Los dos días para Irene pasaron volando, entre despedida y despedida de sus amigas, la compra de algunos encargos para la familia y la preparación del viaje. Se percató, cuando la noche anterior Mati fue a su dormitorio para rogarle se cuidara en la gran ciudad, y no la olvidara. Ambas mujeres se confundieron en un abrazo, brotaron los sentimientos y lloraron en silencio, recordando a la madre fallecida.
Muy temprano al día siguiente, Irene visitó su jardín, se despidió con pena de cada una de sus flores, muy brevemente porque faltaba poco tiempo para la partida del bus. Tomó su desayuno al vuelo y luego de asearse, salió llevando sus bártulos. Se despidió de Matilde, de Marcial y volvió la vista a su jardín, y sus ojos se nublaron de tristeza. De la casa a la agencia eran tan solo cinco minutos, fueron los más largos de su vida. El Bus partió a la hora señalada y las lagrimas y besos menudearon, abrazó fuertemente a su padre y partió a la gran ciudad.

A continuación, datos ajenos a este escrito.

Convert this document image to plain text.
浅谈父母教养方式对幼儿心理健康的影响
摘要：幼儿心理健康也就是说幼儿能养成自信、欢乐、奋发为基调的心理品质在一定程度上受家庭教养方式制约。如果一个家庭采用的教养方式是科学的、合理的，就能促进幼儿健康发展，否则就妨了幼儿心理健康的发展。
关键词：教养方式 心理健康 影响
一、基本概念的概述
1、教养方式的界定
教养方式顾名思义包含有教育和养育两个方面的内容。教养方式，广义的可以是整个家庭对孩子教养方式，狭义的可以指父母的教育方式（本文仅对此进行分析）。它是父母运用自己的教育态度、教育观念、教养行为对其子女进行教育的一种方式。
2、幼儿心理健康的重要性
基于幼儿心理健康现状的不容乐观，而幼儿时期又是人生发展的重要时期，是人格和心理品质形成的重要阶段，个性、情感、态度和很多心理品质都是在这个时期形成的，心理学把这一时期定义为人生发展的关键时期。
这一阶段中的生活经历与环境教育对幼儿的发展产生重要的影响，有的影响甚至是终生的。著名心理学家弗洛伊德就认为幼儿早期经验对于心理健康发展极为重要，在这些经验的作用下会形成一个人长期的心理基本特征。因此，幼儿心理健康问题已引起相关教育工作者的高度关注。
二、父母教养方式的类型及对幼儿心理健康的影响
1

Los años pasaron muy rápidamente, ocho en total, los mensajes entre hija y padre fueron muy copiosos y abundantes. Irene terminó la carrera de enfermería y consiguió trabajo en una clínica privada, muy bien remunerada. Ella siempre tenía presente su jardín, y guardaba la foto que Mati le había entregado al partir. Se preguntaba habitualmente-cómo estará mi jardín, mi rosal-. Su padre usualmente le informaba que todo estaba bien. Una tarde de marzo, recibió una noticia muy triste, su padre había enfermado gravemente y era urgente su presencia en su provincia. Ella agarró lo que pudo y partió de Lima en el primer carro que encontró, su regreso fue muy triste pensando en lo peor. Llegó a su terruño por la tarde, una lluvia fuerte le dio la bienvenida y rápidamente se dirigió a su casa, al abrir la puerta del que era su hogar, se encontró con Mati, quien la recibió con un abrazo y llorando, le informó que su padre había fallecido una hora antes, fulminado por un ataque cardiaco, precisamente en el instante en que amorosamente arreglaba el hermoso rosal de su hija.